Four Highly Luminous Massive Star Forming Regions in the Norma Spiral Arm II. Deep NIR imaging
L. Chavarria, D. Mardones, G. Garay, A. Escala, L. Bronfman, S., Lizano

TL;DR
This study uses deep near-infrared imaging to identify young stellar clusters and analyze their spatial distribution, revealing primordial mass segregation likely driven by gas interactions in massive star-forming regions.
Contribution
It provides new insights into the spatial distribution and mass segregation of young stars in massive star-forming regions using deep NIR imaging.
Findings
Identification of three YSO clusters in the Norma Spiral Arm.
Detection of primordial mass segregation in two clusters.
Evidence that gas interactions influence cluster dynamics.
Abstract
We present sensitive NIR (J, H and K) imaging observations toward four luminous massive star forming regions in the Norma Spiral Arm: G324.201+0.119, G328.307+0.432, G329.337+0.147 and G330.949-0.174. We identify three clusters of young stellar objects (YSO) based on surface density diagnostics.

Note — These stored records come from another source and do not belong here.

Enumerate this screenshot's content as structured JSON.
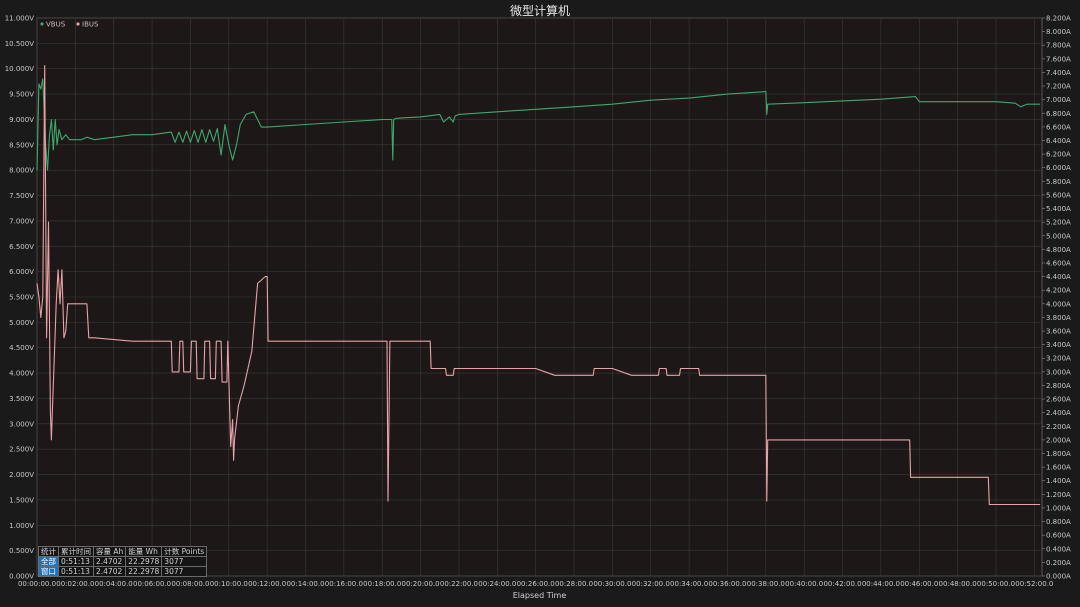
{
  "chart_data": {
    "type": "line",
    "title": "微型计算机",
    "xlabel": "Elapsed Time",
    "x_ticks": [
      "00:00:00.0",
      "00:02:00.0",
      "00:04:00.0",
      "00:06:00.0",
      "00:08:00.0",
      "00:10:00.0",
      "00:12:00.0",
      "00:14:00.0",
      "00:16:00.0",
      "00:18:00.0",
      "00:20:00.0",
      "00:22:00.0",
      "00:24:00.0",
      "00:26:00.0",
      "00:28:00.0",
      "00:30:00.0",
      "00:32:00.0",
      "00:34:00.0",
      "00:36:00.0",
      "00:38:00.0",
      "00:40:00.0",
      "00:42:00.0",
      "00:44:00.0",
      "00:46:00.0",
      "00:48:00.0",
      "00:50:00.0",
      "00:52:00.0"
    ],
    "xlim_minutes": [
      0,
      52.4
    ],
    "y_left": {
      "unit": "V",
      "ylim": [
        0,
        11
      ],
      "ticks": [
        "0.000V",
        "0.500V",
        "1.000V",
        "1.500V",
        "2.000V",
        "2.500V",
        "3.000V",
        "3.500V",
        "4.000V",
        "4.500V",
        "5.000V",
        "5.500V",
        "6.000V",
        "6.500V",
        "7.000V",
        "7.500V",
        "8.000V",
        "8.500V",
        "9.000V",
        "9.500V",
        "10.000V",
        "10.500V",
        "11.000V"
      ]
    },
    "y_right": {
      "unit": "A",
      "ylim": [
        0,
        8.2
      ],
      "ticks": [
        "0.000A",
        "0.200A",
        "0.400A",
        "0.600A",
        "0.800A",
        "1.000A",
        "1.200A",
        "1.400A",
        "1.600A",
        "1.800A",
        "2.000A",
        "2.200A",
        "2.400A",
        "2.600A",
        "2.800A",
        "3.000A",
        "3.200A",
        "3.400A",
        "3.600A",
        "3.800A",
        "4.000A",
        "4.200A",
        "4.400A",
        "4.600A",
        "4.800A",
        "5.000A",
        "5.200A",
        "5.400A",
        "5.600A",
        "5.800A",
        "6.000A",
        "6.200A",
        "6.400A",
        "6.600A",
        "6.800A",
        "7.000A",
        "7.200A",
        "7.400A",
        "7.600A",
        "7.800A",
        "8.000A",
        "8.200A"
      ]
    },
    "grid": true,
    "legend_position": "top-left",
    "series": [
      {
        "name": "VBUS",
        "axis": "left",
        "color": "#3ea86c",
        "x": [
          0,
          0.1,
          0.2,
          0.3,
          0.45,
          0.55,
          0.65,
          0.75,
          0.85,
          0.95,
          1.05,
          1.15,
          1.3,
          1.5,
          1.7,
          1.9,
          2.1,
          2.3,
          2.6,
          3.0,
          3.4,
          4.0,
          5.0,
          6.0,
          7.0,
          7.2,
          7.4,
          7.6,
          7.8,
          8.0,
          8.2,
          8.4,
          8.6,
          8.8,
          9.0,
          9.2,
          9.4,
          9.6,
          9.8,
          10.0,
          10.2,
          10.4,
          10.6,
          10.9,
          11.3,
          11.7,
          12.0,
          14.0,
          16.0,
          18.0,
          18.5,
          18.55,
          18.6,
          18.7,
          19.0,
          20.0,
          21.0,
          21.2,
          21.5,
          21.7,
          21.8,
          22.0,
          24.0,
          26.0,
          28.0,
          30.0,
          32.0,
          34.0,
          36.0,
          38.0,
          38.05,
          38.1,
          40.0,
          44.0,
          45.8,
          46.0,
          48.0,
          50.0,
          51.0,
          51.3,
          51.6,
          52.3
        ],
        "y": [
          8.0,
          9.7,
          9.6,
          9.8,
          8.5,
          8.0,
          8.7,
          9.0,
          8.4,
          9.0,
          8.5,
          8.8,
          8.6,
          8.7,
          8.6,
          8.6,
          8.6,
          8.6,
          8.65,
          8.6,
          8.62,
          8.65,
          8.7,
          8.7,
          8.75,
          8.55,
          8.75,
          8.55,
          8.77,
          8.55,
          8.78,
          8.55,
          8.8,
          8.55,
          8.8,
          8.57,
          8.82,
          8.3,
          8.9,
          8.5,
          8.2,
          8.5,
          8.9,
          9.1,
          9.15,
          8.85,
          8.85,
          8.9,
          8.95,
          9.0,
          9.0,
          8.2,
          9.0,
          9.02,
          9.03,
          9.05,
          9.1,
          8.95,
          9.05,
          8.95,
          9.07,
          9.1,
          9.15,
          9.2,
          9.25,
          9.3,
          9.38,
          9.42,
          9.5,
          9.55,
          9.1,
          9.3,
          9.33,
          9.4,
          9.45,
          9.35,
          9.35,
          9.35,
          9.32,
          9.25,
          9.3,
          9.3
        ]
      },
      {
        "name": "IBUS",
        "axis": "right",
        "color": "#e5a3a6",
        "x": [
          0,
          0.1,
          0.2,
          0.3,
          0.4,
          0.5,
          0.6,
          0.7,
          0.75,
          0.8,
          0.85,
          1.0,
          1.1,
          1.2,
          1.3,
          1.4,
          1.5,
          1.6,
          1.8,
          2.2,
          2.6,
          2.7,
          3.0,
          5.0,
          7.0,
          7.05,
          7.4,
          7.45,
          7.6,
          7.65,
          8.0,
          8.05,
          8.3,
          8.35,
          8.7,
          8.75,
          9.0,
          9.05,
          9.3,
          9.35,
          9.6,
          9.65,
          9.9,
          9.95,
          10.1,
          10.2,
          10.25,
          10.3,
          10.5,
          10.8,
          11.2,
          11.5,
          11.9,
          12.0,
          12.05,
          14.0,
          16.0,
          18.0,
          18.25,
          18.3,
          18.4,
          18.45,
          20.0,
          20.5,
          20.55,
          21.0,
          21.3,
          21.35,
          21.7,
          21.75,
          22.0,
          24.0,
          26.0,
          27.0,
          27.05,
          28.0,
          29.0,
          29.05,
          30.0,
          31.0,
          31.05,
          32.0,
          32.4,
          32.45,
          32.8,
          32.85,
          33.5,
          33.55,
          34.5,
          34.55,
          36.0,
          38.0,
          38.05,
          38.1,
          38.15,
          40.0,
          44.0,
          45.5,
          45.55,
          48.0,
          49.6,
          49.65,
          52.3
        ],
        "y": [
          4.3,
          4.1,
          3.8,
          4.1,
          7.5,
          3.5,
          5.2,
          2.4,
          2.0,
          2.4,
          2.8,
          4.0,
          4.5,
          4.0,
          4.5,
          3.5,
          3.6,
          4.0,
          4.0,
          4.0,
          4.0,
          3.5,
          3.5,
          3.45,
          3.45,
          3.0,
          3.0,
          3.45,
          3.45,
          3.0,
          3.0,
          3.45,
          3.45,
          2.9,
          2.9,
          3.45,
          3.45,
          2.9,
          2.9,
          3.45,
          3.45,
          2.85,
          2.85,
          3.45,
          1.9,
          2.3,
          1.7,
          2.0,
          2.5,
          2.8,
          3.3,
          4.3,
          4.4,
          4.4,
          3.45,
          3.45,
          3.45,
          3.45,
          3.45,
          1.1,
          3.45,
          3.45,
          3.45,
          3.45,
          3.05,
          3.05,
          3.05,
          2.95,
          2.95,
          3.05,
          3.05,
          3.05,
          3.05,
          2.95,
          2.95,
          2.95,
          2.95,
          3.05,
          3.05,
          2.95,
          2.95,
          2.95,
          2.95,
          3.05,
          3.05,
          2.95,
          2.95,
          3.05,
          3.05,
          2.95,
          2.95,
          2.95,
          1.1,
          2.0,
          2.0,
          2.0,
          2.0,
          2.0,
          1.45,
          1.45,
          1.45,
          1.05,
          1.05
        ]
      }
    ]
  },
  "stats_table": {
    "headers": [
      "统计",
      "累计时间",
      "容量 Ah",
      "能量 Wh",
      "计数 Points"
    ],
    "rows": [
      [
        "全部",
        "0:51:13",
        "2.4702",
        "22.2978",
        "3077"
      ],
      [
        "窗口",
        "0:51:13",
        "2.4702",
        "22.2978",
        "3077"
      ]
    ]
  },
  "colors": {
    "background": "#1a1a1a",
    "plot_background": "#1e1717",
    "grid": "#3a3a3a",
    "vbus": "#3ea86c",
    "ibus": "#e5a3a6",
    "highlight": "#1e73be"
  }
}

We also find that sources detected only in the H and K-bands and with colors corresponding to spectral types earlier than B2, are likely YSOs. We analyze the spatial distribution of stars of different masses and find signatures in two clusters of primordial mass segregation which can't be explained as due to incompleteness effects. We show that dynamic interactions of cluster members with the dense gas from the parent core can explain the observed mass segregation, indicating that the gas plays an important role in the dynamics of young clusters.